Lobby-Arbeit auf dem Rücken des Kunden? So soll die Mail aussehen, mit der Oralce zu einer kleinen Unterredung über die Sun-Übernahme einlud. Im Zuge des Gespräches soll Oracle Großkunden aufgefordert haben, in Briefen an die Kommission den Kauf gut zu heißen. Dabei soll auch der Inhalt des Schreibens mehr oder weniger diktiert worden sein. Text: “Sehr geehrter Herr …, unserem Unternehmen ist sehr daran gelegen, die Einstellung unserer wichtigen Kunden zur SUN Akquisition zu verstehen. Gerne möchten wir Ihre Sicht zu dieser Transaktion kennenlernen. Deswegen bittet Sie Herr Joakim Johansson – Director Corporate Development – aus unserem Headquarter in Redwood Shores um ein kurzes Telefonat von 10 bis 15 Minuten. […]”
Screenshot: Martin Schindler
Oracle hatte am 10. Dezember vor der EU-Kommission eine Anhörung zu dem Thema. Derzeit sind noch keine Details über diese Anhörung bekannt geworden. Jedoch scheint dem Hörensagen nach Oracle bereits bekannte Argumente ein weiteres Mal vorgetragen zu haben. Oracle erklärt, dass MySQL und Oracle-Datenbanken ganz andere Märkte adressieren. Außerdem gebe es neben Oracle und MySQL noch weitere Konkurrenzprodukte etwa von IBM oder Microsoft. Zudem sei kein Unternehmen in der Lage, den Open-Source-Code zu kontrollieren. Doch gerade den letzten Punkt bezweifeln Blog Experten. Denn gerade die GPL übergebe die Kontrolle des Codes dem Besitzer, der Anwender habe dann rechtlich das Nachsehen.
Nach wie vor ist unklar, wie sich die EU entscheidet, ob die durch die Kartellbehörde in den USA bereits genehmigte Übernahme ganz untersagt, oder an Bedingungen geknüpft wird. Für Sun ist die Situation in jedem Fall abträglich. Viele Anwender fürchten derzeit die Unsicherheit und halten daher Investitionen bei Sun Microsystems zurück.
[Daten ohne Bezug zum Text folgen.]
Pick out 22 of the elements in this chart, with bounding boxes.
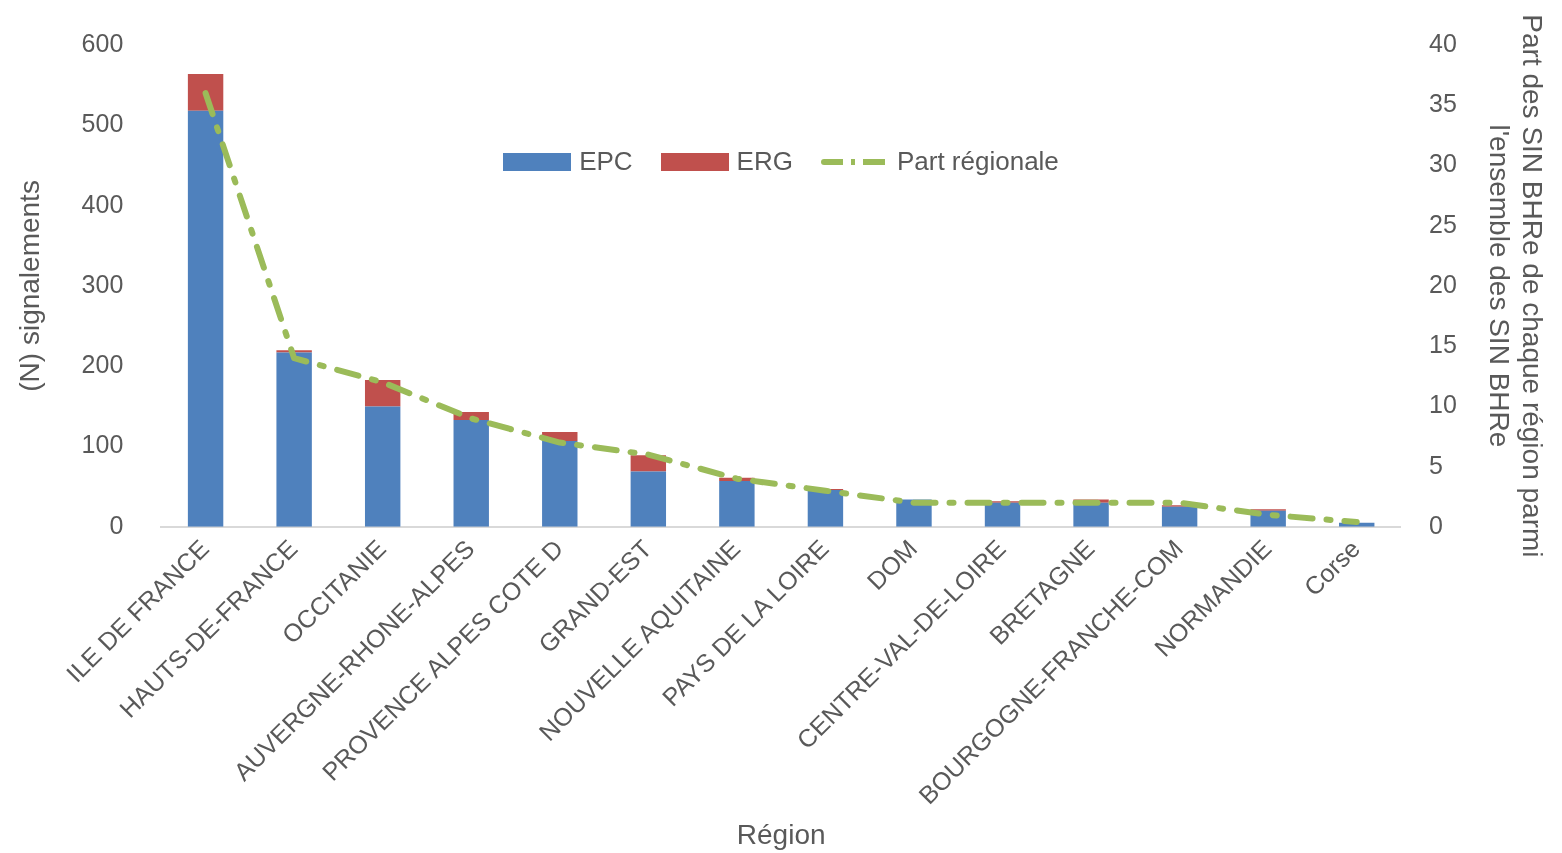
y2-tick-label: 35: [1428, 89, 1457, 118]
y-tick-label: 0: [109, 510, 124, 539]
y-tick-label: 500: [81, 109, 124, 138]
legend-label: EPC: [579, 146, 633, 177]
y2-tick-label: 20: [1428, 269, 1457, 298]
y-tick-label: 100: [81, 430, 124, 459]
y2-tick-label: 25: [1428, 209, 1457, 238]
y-axis-title: (N) signalements: [13, 180, 45, 392]
y2-axis-title: Part des SIN BHRe de chaque région parmi l'ensemble des SIN BHRe: [1483, 14, 1549, 558]
y-tick-label: 400: [81, 189, 124, 218]
x-axis-title: Région: [736, 818, 826, 850]
y-tick-label: 600: [81, 28, 124, 57]
y2-tick-label: 30: [1428, 149, 1457, 178]
y2-tick-label: 15: [1428, 330, 1457, 359]
y2-tick-label: 5: [1428, 450, 1443, 479]
y2-tick-label: 0: [1428, 510, 1443, 539]
y-tick-label: 200: [81, 350, 124, 379]
legend-label: Part régionale: [896, 146, 1059, 177]
y-tick-label: 300: [81, 269, 124, 298]
y2-tick-label: 40: [1428, 28, 1457, 57]
y2-tick-label: 10: [1428, 390, 1457, 419]
legend-label: ERG: [736, 146, 793, 177]
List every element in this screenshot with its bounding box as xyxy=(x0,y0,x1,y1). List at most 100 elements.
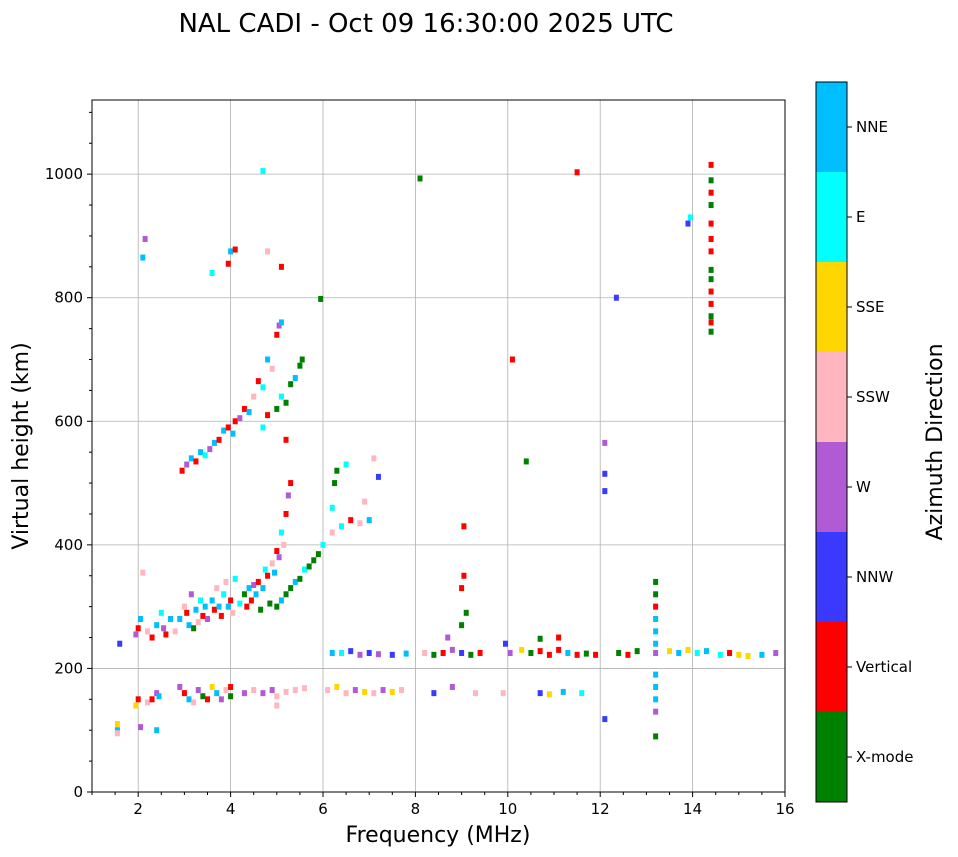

Mit dem jüngsten Schritt, in dem sich Oracle bei MySQL zu einer Weiterentwicklung der Datenbank verpflichtet, könnte Oracle die Übernahme deutlich mehr beschleunigen als mit der Briefaktion. Wie Oracle über den Dienst Marketwire verbreiten lässt, sichert der Hersteller zu, auch künftig MySQL unter der GPL weiterzuentwicklen und auch künftige Versionen, Version 6 eingeschlossen, wieder unter dieser Lizenz zu veröffentlichen. Zudem wären Anwender nicht gezwungen, Support von Oracle zu beziehen. Außerdem wolle Oracle “in den nächsten drei Jahren mehr in die Entwicklung von MySQL investieren, als Sun seit der Übernahme”. Neben weiteren Zugeständnissen will Oracle zudem ein Advisoryboard installieren, in dem ausgewählte Anwender über die nächsten Entwicklungen befinden sollen.